Dikatakan dr Henny, berdasarkan catatan RS Polri Kramat Jati, Aipda Nikson terakhir dirawat inap pada 8 Maret 2024 selama 16 hari untuk penanganan medis lebih lanjut atas kondisi kejiwaannya. Dan pada 23 Oktober kembali dirawat dan dijadwalkan kembali datang ke Poli Jiwa untuk kontrol pada 22 November 2024.
“Berdasarkan kasus ini ada surat Visum et Repertum Psikiatrikum (pemeriksaan kejiwaan) dari penyidik Unit Reskrim Polsek Cileungsi dan Bidpropam Polda Metro Jaya,” ujar Henny.
Secara prosedur RS Polri Kramat Jati menyebut memiliki waktu 14 hari untuk menentukan kondisi kejiwaan Aipda Nikson, namun dalam prosesnya dimungkinkan dapat lebih cepat.
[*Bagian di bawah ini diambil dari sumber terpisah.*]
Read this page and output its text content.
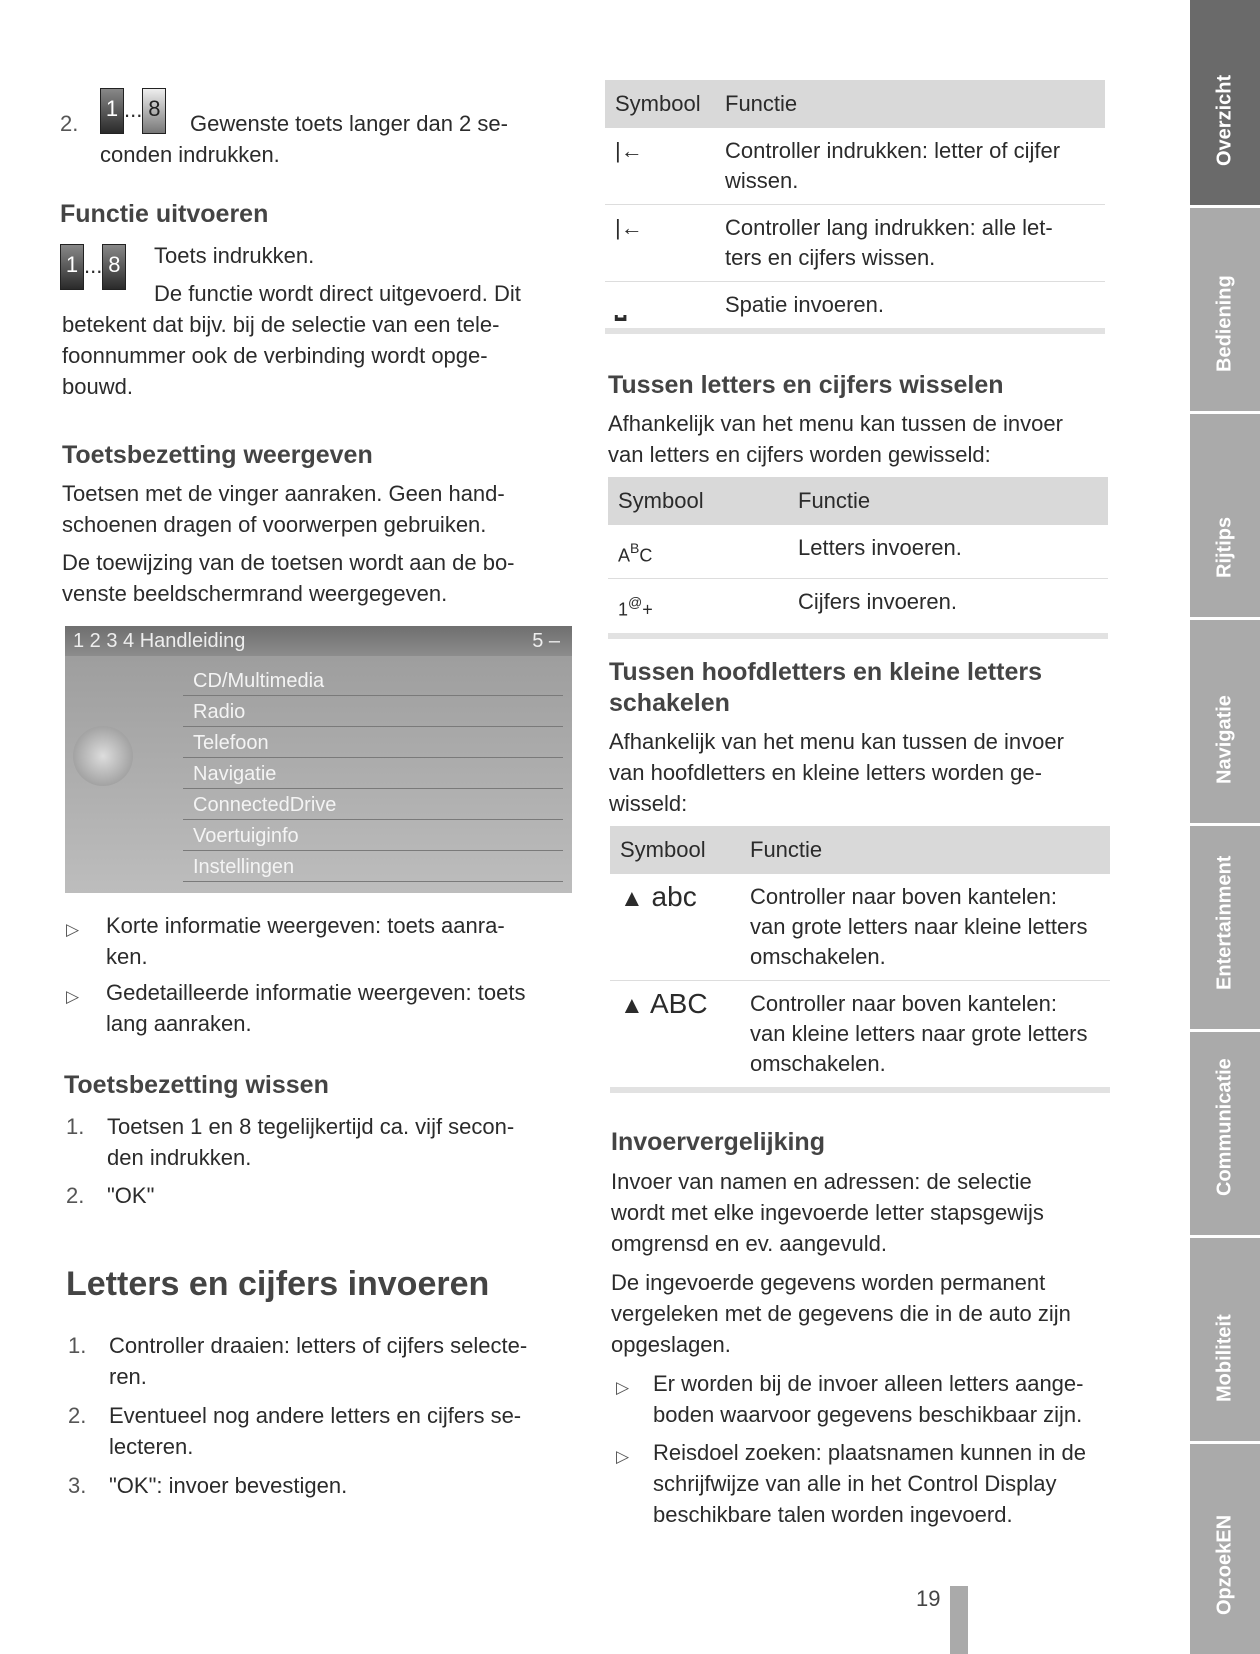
2.
1 ... 8

Gewenste toets langer dan 2 se-

conden indrukken.

Functie uitvoeren
1 ... 8 Toets indrukken.

De functie wordt direct uitgevoerd. Dit

betekent dat bijv. bij de selectie van een tele-
foonnummer ook de verbinding wordt opge-
bouwd.

Toetsbezetting weergeven

Toetsen met de vinger aanraken. Geen hand-
schoenen dragen of voorwerpen gebruiken.

De toewijzing van de toetsen wordt aan de bo-
venste beeldschermrand weergegeven.

1 2 3 4 Handleiding	5 –
CD/Multimedia
Radio
Telefoon
Navigatie
ConnectedDrive
Voertuiginfo
Instellingen
▷ Korte informatie weergeven: toets aanra-
ken.

▷ Gedetailleerde informatie weergeven: toets
lang aanraken.

Toetsbezetting wissen
1. Toetsen 1 en 8 tegelijkertijd ca. vijf secon-
den indrukken.

2. "OK"

Letters en cijfers invoeren
1. Controller draaien: letters of cijfers selecte-
ren.

2. Eventueel nog andere letters en cijfers se-
lecteren.

3. "OK": invoer bevestigen.

Symbool	Functie
|←	Controller indrukken: letter of cijfer
wissen.
|←	Controller lang indrukken: alle let-
ters en cijfers wissen.
⎵	Spatie invoeren.
Tussen letters en cijfers wisselen

Afhankelijk van het menu kan tussen de invoer
van letters en cijfers worden gewisseld:

Symbool	Functie
$A^BC$	Letters invoeren.
1@+	Cijfers invoeren.
Tussen hoofdletters en kleine letters
schakelen

Afhankelijk van het menu kan tussen de invoer
van hoofdletters en kleine letters worden ge-
wisseld:

Symbool	Functie
▲ abc	Controller naar boven kantelen:
van grote letters naar kleine letters
omschakelen.
▲ ABC	Controller naar boven kantelen:
van kleine letters naar grote letters
omschakelen.
Invoervergelijking

Invoer van namen en adressen: de selectie
wordt met elke ingevoerde letter stapsgewijs
omgrensd en ev. aangevuld.

De ingevoerde gegevens worden permanent
vergeleken met de gegevens die in de auto zijn
opgeslagen.

▷ Er worden bij de invoer alleen letters aange-
boden waarvoor gegevens beschikbaar zijn.

▷ Reisdoel zoeken: plaatsnamen kunnen in de
schrijfwijze van alle in het Control Display
beschikbare talen worden ingevoerd.

19
Overzicht
Bediening
Rijtips
Navigatie
Entertainment
Communicatie
Mobiliteit
OpzoekEN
Hal ini nantinya akan menentukan kepentingan penyidikan kasus, dan proses sidang etik.
“Saat ini masih kita observasi. Kalau menurut Permenkes bisa sampai 14 hari kerja, maksimal. Tapi kalau semuanya sudah lengkap kita tuangkan dalam Visum et Repertum Psikiatrikum,” tutur Henny.
Sebelumnya diberitakan Unit Profesi dan Pengamanan (Propam) Polda Metro Jaya telah mengamankan polisi yang tega menghabisi nyawa ibunya di kawasan Cileungsi, Bogor. Pria yang diketahui berpangkat Aipda itu diketahui merupakan anggota dari Polre Metro Bekasi.
Kabid Propam Polda Metro Jaya, Kombes Bambang Satriawan mengatakan, pihaknya sudah melakukan pemeriksaan terhadap NP, 41. Anggota polisi itu melakukan pembunuhan terhadap ibu kandungnya berinisial HS, 61, pada Minggu (1/12) kemarin.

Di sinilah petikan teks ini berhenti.